About three years ago I started to get some stomach problems, at first my stomach was unable to handle spicy foods and I'd just vomit it up. Then as a few months went by, I started vomiting up pretty much everything in my stomach once a day. In hindsight I should have gone to see a GI doctor months earlier. I got an appointment at the hospital for the GI doctor to look in my stomach and see what was wrong, and was quickly admitted to the hospital from there when they found total blockage from my stomach to my intestine. At that point I was so weak I could barely even stand up anymore.

It turns out the cause of my problem was peptic ulcers that almost completely blocked the path from my stomach to the intestine, so almost nothing except a bit of liquid could get through.

I ended up having to stay in the hospital for about a month, and was given way too bags of fluids/nutrients/etc to even count, because I wasn't allowed to eat or drink anything for most of that time except the last day or two.
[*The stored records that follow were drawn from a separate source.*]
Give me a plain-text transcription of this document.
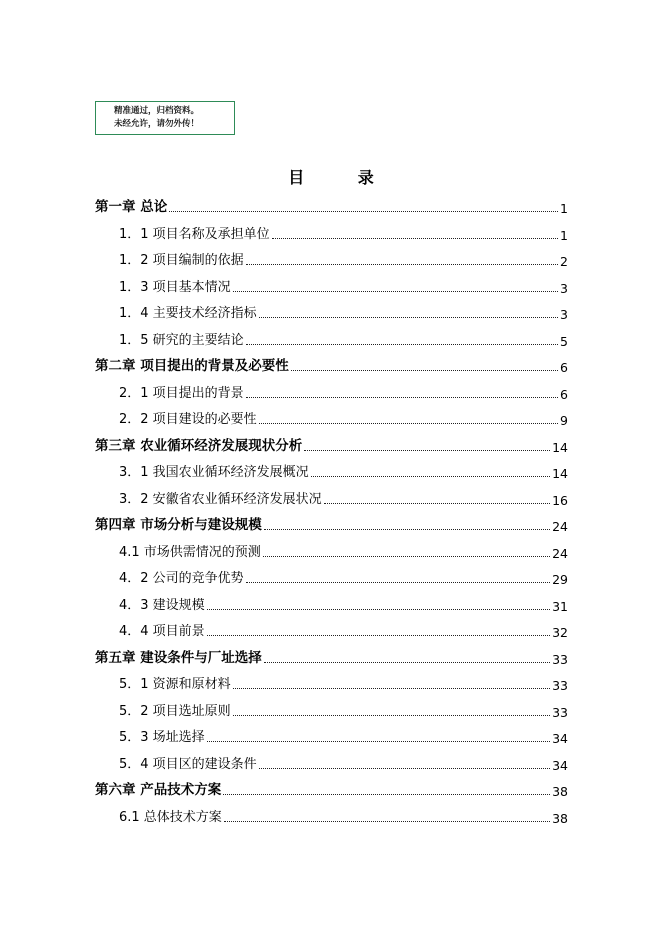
精准通过，归档资料。
未经允许，请勿外传！
目 录
第一章 总论	1
1．1 项目名称及承担单位	1
1．2 项目编制的依据	2
1．3 项目基本情况	3
1．4 主要技术经济指标	3
1．5 研究的主要结论	5
第二章 项目提出的背景及必要性	6
2．1 项目提出的背景	6
2．2 项目建设的必要性	9
第三章 农业循环经济发展现状分析	14
3．1 我国农业循环经济发展概况	14
3．2 安徽省农业循环经济发展状况	16
第四章 市场分析与建设规模	24
4.1 市场供需情况的预测	24
4．2 公司的竞争优势	29
4．3 建设规模	31
4．4 项目前景	32
第五章 建设条件与厂址选择	33
5．1 资源和原材料	33
5．2 项目选址原则	33
5．3 场址选择	34
5．4 项目区的建设条件	34
第六章 产品技术方案	38
6.1 总体技术方案	38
I also needed surgery to fix the problem, after their nonsurgical methods failed the first two weeks. They created another opening from another part of my intestine to my stomach, one unobstructed by peptic ulcers.

If I didn't have health insurance, then I'm sure each of those bags of IV fluids would have cost me at least $200 each on average, though some I know for a fact they charge over $500 without insurance, and the surgery itself would have probably cost me over $100,000. And then the other miscellaneous hospital expenses, like giving me a bed, and all the other tests and X Rays they performed on me were also quite expensive.

So I estimate I'd probably have a bill then over $250,000, which would be WAY more then my entire life savings, and WAY more then I've had taken out of my paycheck for the last 5 years for health insurance (a bit under $9,000).

former9thward

(32,068 posts)
9. You have put in bold someone contracting leukemia.
Sat Jul 27, 2013, 07:22 PM
Jul 2013

What is the problem with that since people can't be denied based on pre-existing conditions?